Now we will test our model on both train and test data.

In [None]:
def predict(x, w, b):
    a = sigmoid( w.T @ x + b)
    predictions = np.zeros_like(a)
    predictions[a > 0.5] = 1
    return predictions

def test_model(x, y, w, b):
    predictions = predict(x, w, b)
    acc = np.mean(predictions == y)
    acc = np.asscalar(acc)
    return acc

x, y = load_train_data()
x = flatten(x)
x = x/255. # normalize the data to [0, 1]
print(f'train accuracy: {test_model(x, y, w, b) * 100:.2f}%')

x, y = load_test_data()
x = flatten(x)
x = x/255. # normalize the data to [0, 1]
print(f'test accuracy: {test_model(x, y, w, b) * 100:.2f}%')

# Questions
1. Can you bring down the loss more? (Hint: Try more iterations. If loss oscillates, try different learning rates)
2. Write a simple python code to plot loss against number of iterations for learning rate alpha = 0.005. State your observations from the plot.
3. What happens to the model if weights are intialized to zero?
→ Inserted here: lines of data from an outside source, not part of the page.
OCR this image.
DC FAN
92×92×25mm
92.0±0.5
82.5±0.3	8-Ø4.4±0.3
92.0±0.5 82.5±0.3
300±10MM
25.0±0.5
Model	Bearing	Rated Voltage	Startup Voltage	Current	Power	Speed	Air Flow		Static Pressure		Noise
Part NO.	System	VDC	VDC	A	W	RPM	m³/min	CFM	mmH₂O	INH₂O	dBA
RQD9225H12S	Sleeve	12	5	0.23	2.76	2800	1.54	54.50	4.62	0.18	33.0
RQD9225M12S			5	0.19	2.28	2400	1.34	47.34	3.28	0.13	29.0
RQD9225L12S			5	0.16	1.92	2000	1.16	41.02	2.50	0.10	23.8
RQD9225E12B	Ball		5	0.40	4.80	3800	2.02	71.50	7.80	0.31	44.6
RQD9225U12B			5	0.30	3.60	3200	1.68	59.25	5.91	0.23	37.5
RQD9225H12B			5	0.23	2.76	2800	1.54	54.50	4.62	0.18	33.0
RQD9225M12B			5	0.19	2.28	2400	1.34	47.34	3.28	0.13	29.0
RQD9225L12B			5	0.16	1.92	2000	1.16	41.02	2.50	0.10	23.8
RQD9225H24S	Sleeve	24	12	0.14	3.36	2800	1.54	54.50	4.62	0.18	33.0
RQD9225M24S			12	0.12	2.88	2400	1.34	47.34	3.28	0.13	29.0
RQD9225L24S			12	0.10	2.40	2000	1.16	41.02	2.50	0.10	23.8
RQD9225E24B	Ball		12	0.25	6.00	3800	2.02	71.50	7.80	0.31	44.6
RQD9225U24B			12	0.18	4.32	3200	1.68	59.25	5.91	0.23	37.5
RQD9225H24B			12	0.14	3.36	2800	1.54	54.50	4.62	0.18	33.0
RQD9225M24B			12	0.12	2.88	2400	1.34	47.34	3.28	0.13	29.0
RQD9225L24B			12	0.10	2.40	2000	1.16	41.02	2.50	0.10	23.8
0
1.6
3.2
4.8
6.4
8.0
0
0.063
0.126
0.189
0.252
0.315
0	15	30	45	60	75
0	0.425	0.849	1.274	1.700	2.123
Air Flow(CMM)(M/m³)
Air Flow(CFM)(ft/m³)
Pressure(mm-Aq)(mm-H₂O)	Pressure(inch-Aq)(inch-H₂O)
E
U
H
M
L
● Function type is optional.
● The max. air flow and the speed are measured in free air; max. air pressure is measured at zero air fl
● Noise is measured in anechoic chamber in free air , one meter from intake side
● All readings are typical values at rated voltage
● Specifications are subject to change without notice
Explain your observations.
4. What is the range of probabilities for cat images in the test data? What is the range of probabilities for cat images in the train data? How do they compare?

Note: All questions will be answered in the jupyter notebook only. Wherever code is required you write and run the code in a code cell. For text, write and render in a markdown cell.